A igreja católica está ficando conservadora, depois dos ventos de abertura do Vaticano II, num contexto em que a onda neoliberal e seus valores seduziram o mundo nas últimas décadas: os novos bispos (os estudantes da minha geração, dos tempos da Faculdade de Teologia, estão sendo nomeados, quase invariavelmente o que então eram os mais conservadores), a formação nos seminários, a secundarização das pastorais sociais, o reforço a pastorais setoriais em geral assistencialistas e que não questionam a estrutura econômica, social e cultural capitalista, os conteúdos moralistas. Tudo revela uma igreja voltada para dentro de si, para sua estrutura interna, para uma relação direta com Deus, sem a mediação do mundo e da realidade, ou então numa mediação a-crítica. Busca-se reunir massas e multidões falando-lhes apenas ao espírito como se este fosse desencarnado, pairasse no ar, fora das estruturas sociais injustas, estivesse além dos problemas da fome, da miséria, despreocupado com a justiça e a solidariedade evangélicas.

Mas se você anda pelo Brasil, descobre muita vitalidade, que nenhum padre, bispo ou religioso conseguem abafar. Leigos e leigas, militantes e lutadores organizados em grupos e comunidades onde vivem sua fé engajada nas lutas e comprometida com os problemas cotidianos do povo, especialmente o mais pobre. Quantas vezes chego em encontros da Rede TALHER de Educação Cidadã, que a partir do governo federal busca mobilizar e conscientizar os empobrecidos, desencadear processos formativos e organizativos, e sou surpreendido com liturgias, a oração do Pai Nosso, a leitura do Evangelho, a manifestação explícita da fé, como se fé e vida não se separassem, como se o Evangelho fosse parte integrante e constituinte do dia a dia.

Na base da sociedade, a fé conduz as ações da economia solidária, da construção das cisternas, da animação de grupos de jovens e de organizações locais, da presença nos órgãos de controle social do Estado, das ações de solidariedade.

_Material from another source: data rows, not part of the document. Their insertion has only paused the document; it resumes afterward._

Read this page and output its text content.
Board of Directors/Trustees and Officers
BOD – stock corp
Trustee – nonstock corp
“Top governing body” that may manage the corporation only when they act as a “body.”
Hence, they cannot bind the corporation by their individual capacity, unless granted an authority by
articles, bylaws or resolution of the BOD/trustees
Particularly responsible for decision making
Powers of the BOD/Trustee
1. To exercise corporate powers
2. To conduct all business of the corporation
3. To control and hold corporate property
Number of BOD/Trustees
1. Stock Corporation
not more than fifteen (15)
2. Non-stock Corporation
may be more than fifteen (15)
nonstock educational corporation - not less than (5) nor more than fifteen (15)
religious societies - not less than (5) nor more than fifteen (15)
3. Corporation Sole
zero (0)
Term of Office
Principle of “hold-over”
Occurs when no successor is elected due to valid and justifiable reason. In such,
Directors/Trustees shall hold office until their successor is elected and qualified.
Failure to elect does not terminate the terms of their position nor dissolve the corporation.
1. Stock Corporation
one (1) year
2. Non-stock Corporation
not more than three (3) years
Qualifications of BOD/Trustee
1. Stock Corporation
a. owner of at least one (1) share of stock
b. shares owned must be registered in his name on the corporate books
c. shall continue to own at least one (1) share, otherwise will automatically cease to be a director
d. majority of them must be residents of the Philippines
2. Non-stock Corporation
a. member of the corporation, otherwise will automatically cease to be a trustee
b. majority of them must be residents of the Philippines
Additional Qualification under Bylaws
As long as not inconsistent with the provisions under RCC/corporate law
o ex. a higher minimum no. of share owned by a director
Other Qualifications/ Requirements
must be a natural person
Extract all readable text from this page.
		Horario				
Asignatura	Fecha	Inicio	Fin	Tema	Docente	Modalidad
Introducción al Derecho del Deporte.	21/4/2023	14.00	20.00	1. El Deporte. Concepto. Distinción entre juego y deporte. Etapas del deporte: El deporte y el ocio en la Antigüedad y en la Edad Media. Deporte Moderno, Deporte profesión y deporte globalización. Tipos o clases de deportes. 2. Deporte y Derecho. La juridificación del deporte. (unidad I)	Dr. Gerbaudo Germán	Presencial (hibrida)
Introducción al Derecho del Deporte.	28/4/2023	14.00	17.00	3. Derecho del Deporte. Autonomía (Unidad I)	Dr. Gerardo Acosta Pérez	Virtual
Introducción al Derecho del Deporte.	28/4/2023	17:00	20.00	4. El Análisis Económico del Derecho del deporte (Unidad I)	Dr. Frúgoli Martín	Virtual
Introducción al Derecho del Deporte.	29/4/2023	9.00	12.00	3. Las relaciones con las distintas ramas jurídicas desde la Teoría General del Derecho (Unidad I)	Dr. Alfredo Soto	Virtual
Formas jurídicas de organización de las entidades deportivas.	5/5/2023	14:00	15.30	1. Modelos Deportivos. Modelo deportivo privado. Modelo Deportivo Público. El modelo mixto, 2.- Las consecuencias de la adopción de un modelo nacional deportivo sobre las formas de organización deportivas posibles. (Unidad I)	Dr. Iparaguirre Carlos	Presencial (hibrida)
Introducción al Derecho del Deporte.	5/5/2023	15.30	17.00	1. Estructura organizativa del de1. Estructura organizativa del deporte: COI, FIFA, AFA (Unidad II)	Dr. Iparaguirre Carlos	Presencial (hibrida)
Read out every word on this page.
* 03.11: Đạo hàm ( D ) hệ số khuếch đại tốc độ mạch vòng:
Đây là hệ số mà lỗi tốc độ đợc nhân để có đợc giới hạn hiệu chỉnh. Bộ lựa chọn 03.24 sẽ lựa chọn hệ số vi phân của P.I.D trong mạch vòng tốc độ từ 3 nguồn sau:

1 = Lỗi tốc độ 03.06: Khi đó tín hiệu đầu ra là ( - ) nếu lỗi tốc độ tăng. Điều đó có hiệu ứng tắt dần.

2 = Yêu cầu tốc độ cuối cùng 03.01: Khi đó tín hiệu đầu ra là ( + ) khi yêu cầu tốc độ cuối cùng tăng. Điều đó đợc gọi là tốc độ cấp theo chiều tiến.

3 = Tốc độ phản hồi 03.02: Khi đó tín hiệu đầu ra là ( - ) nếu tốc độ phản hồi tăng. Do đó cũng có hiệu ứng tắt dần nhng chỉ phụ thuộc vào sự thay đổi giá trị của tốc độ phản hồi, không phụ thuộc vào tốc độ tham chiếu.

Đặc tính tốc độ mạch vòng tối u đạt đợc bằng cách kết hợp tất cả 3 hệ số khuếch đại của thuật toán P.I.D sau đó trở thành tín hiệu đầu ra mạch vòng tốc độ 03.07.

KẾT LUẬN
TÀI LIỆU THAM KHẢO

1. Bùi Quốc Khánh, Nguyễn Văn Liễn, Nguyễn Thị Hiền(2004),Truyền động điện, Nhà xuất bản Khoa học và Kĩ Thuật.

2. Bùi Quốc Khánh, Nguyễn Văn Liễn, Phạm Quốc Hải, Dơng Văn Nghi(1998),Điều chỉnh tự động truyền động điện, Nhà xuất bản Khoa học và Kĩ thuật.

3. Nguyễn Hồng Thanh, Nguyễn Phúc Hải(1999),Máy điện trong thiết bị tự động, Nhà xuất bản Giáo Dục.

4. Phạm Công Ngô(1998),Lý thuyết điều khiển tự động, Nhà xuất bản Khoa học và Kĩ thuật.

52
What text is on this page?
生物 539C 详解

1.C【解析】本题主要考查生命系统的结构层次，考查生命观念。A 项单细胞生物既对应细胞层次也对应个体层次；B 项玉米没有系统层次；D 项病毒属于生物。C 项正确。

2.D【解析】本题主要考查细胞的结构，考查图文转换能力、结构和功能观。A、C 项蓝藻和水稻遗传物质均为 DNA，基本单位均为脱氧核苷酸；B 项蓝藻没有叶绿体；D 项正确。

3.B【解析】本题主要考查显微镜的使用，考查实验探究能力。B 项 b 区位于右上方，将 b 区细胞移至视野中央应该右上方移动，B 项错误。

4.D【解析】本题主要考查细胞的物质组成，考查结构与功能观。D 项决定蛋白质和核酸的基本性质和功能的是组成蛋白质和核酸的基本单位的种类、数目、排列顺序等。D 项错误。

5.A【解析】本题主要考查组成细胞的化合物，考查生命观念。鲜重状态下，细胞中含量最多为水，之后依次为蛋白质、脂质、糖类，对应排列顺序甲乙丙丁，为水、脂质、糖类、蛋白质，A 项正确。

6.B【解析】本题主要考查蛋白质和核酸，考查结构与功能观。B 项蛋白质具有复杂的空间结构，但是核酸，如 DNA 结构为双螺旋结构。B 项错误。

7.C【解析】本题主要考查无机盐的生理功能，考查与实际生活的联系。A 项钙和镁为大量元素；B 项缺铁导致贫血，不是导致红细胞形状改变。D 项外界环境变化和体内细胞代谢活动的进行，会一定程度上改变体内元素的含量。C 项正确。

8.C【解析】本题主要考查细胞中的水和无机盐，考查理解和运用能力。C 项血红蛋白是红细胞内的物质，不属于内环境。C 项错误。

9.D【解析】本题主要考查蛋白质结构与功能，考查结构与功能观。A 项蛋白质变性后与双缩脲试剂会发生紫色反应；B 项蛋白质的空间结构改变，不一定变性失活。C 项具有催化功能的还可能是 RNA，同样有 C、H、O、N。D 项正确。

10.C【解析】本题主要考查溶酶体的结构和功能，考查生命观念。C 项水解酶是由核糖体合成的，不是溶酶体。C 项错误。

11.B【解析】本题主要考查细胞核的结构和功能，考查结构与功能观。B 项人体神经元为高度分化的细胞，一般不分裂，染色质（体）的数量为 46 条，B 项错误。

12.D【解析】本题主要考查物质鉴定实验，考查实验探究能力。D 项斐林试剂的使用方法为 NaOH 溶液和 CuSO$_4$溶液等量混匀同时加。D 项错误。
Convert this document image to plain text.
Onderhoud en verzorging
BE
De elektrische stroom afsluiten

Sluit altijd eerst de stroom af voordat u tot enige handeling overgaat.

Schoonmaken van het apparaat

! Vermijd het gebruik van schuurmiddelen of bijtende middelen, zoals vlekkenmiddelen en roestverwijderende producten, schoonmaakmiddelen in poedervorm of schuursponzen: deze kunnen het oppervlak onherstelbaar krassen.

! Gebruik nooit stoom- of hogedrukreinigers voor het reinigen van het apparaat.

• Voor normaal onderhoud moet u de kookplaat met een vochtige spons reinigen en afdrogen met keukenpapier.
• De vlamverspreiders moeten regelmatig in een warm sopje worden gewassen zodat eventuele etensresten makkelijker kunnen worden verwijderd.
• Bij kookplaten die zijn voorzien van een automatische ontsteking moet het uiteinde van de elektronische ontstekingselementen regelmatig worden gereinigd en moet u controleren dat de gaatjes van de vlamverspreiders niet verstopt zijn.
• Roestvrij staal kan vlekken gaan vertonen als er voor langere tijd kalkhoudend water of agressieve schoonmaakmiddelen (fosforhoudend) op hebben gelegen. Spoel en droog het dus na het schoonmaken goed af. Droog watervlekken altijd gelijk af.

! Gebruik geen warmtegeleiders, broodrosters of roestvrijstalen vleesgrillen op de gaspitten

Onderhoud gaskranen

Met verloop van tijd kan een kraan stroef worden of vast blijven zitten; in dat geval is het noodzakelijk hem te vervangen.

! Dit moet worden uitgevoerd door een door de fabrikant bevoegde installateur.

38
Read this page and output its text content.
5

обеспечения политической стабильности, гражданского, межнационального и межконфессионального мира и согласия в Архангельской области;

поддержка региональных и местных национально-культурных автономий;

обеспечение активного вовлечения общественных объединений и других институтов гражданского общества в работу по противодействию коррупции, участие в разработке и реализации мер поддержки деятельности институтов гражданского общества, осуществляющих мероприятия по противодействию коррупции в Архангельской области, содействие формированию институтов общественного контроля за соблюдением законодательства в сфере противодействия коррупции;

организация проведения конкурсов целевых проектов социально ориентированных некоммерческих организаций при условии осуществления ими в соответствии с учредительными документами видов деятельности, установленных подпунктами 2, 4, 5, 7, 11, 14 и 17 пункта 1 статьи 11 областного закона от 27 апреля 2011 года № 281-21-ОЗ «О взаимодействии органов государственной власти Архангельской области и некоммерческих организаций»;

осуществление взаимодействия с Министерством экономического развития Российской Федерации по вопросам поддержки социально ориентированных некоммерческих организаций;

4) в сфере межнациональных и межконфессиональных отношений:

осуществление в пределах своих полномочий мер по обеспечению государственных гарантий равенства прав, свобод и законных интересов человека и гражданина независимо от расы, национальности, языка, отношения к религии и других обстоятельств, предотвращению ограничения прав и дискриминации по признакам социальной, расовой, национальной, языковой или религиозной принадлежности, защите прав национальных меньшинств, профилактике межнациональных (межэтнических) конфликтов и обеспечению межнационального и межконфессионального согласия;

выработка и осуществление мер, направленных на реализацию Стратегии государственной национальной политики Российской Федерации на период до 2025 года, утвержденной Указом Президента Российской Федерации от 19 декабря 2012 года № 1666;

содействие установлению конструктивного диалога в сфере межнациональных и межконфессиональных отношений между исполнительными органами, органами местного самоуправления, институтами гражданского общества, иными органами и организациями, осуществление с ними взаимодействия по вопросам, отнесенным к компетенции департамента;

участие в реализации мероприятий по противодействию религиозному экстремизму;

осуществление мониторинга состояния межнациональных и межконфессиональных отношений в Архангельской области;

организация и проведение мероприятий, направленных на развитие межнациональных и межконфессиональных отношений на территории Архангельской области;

A Teologia da Libertação está na vida concreta das pessoas e das comunidades. Isso não se consegue destruir de um dia pro outro. E se faz e acontece em práticas e ações de fé e política, caminhando com e sem a paróquia, com e sem a diocese, avançando na mística do povo e tornando viva a fé.

Hoje esta caminhada estende-se ou reestende-se à América Latina e do Sul, quando esta vive seu momento mais alto de soberania e afirmação nacional. Estas experiências de governos comprometidos com a maioria do povo, que não são as mesmas em cada país, surgiram no contexto da Teologia da Libertação, têm lá suas raízes mais profundas e apontam um rumo de justiça social e emancipação, coisa que nunca se deu neste nível no continente latino-americano, chamado por Bento XVI (não necessariamente pelas mesmas razões e conteúdo) de o Continente da Esperança, o que ele efetivamente é. Não é por outro motivo que o Movimento Fé e Política prepara seu 6º Encontro para 10 e 11 de novembro em Nova Iguaçu, Rio de Janeiro, com o tema PELOS CAMINHOS DA AMÉRICA LATINA, UMA NOVA TERRA.

A história faz-se às vezes como ondas que vão e vêm. Mas nunca se consegue destruir os ventos da libertação e a palavra profética, a coragem de enfrentar os poderes, anunciar a justiça e construir a solidariedade. Sempre há um São Francisco, um Bartolomeu de las Casas, um D. Oscar Romero, sempre surge um Santo Dias, um Chico Mendes, uma Dorothy Stang. Ou um D. Luciano Mendes de Almeida, um Adriano Hypólito, um Ivo Lorscheiter, um Helder Câmara, que foram, cada um a seu tempo, portadores do novo e protagonistas do futuro. E sempre de novo surgem os mártires do povo, muitos dos quais nunca vai se ouvir falar, mas que no chão da vida doam seu sangue por um novo céu e uma nova terra, pelo Reino.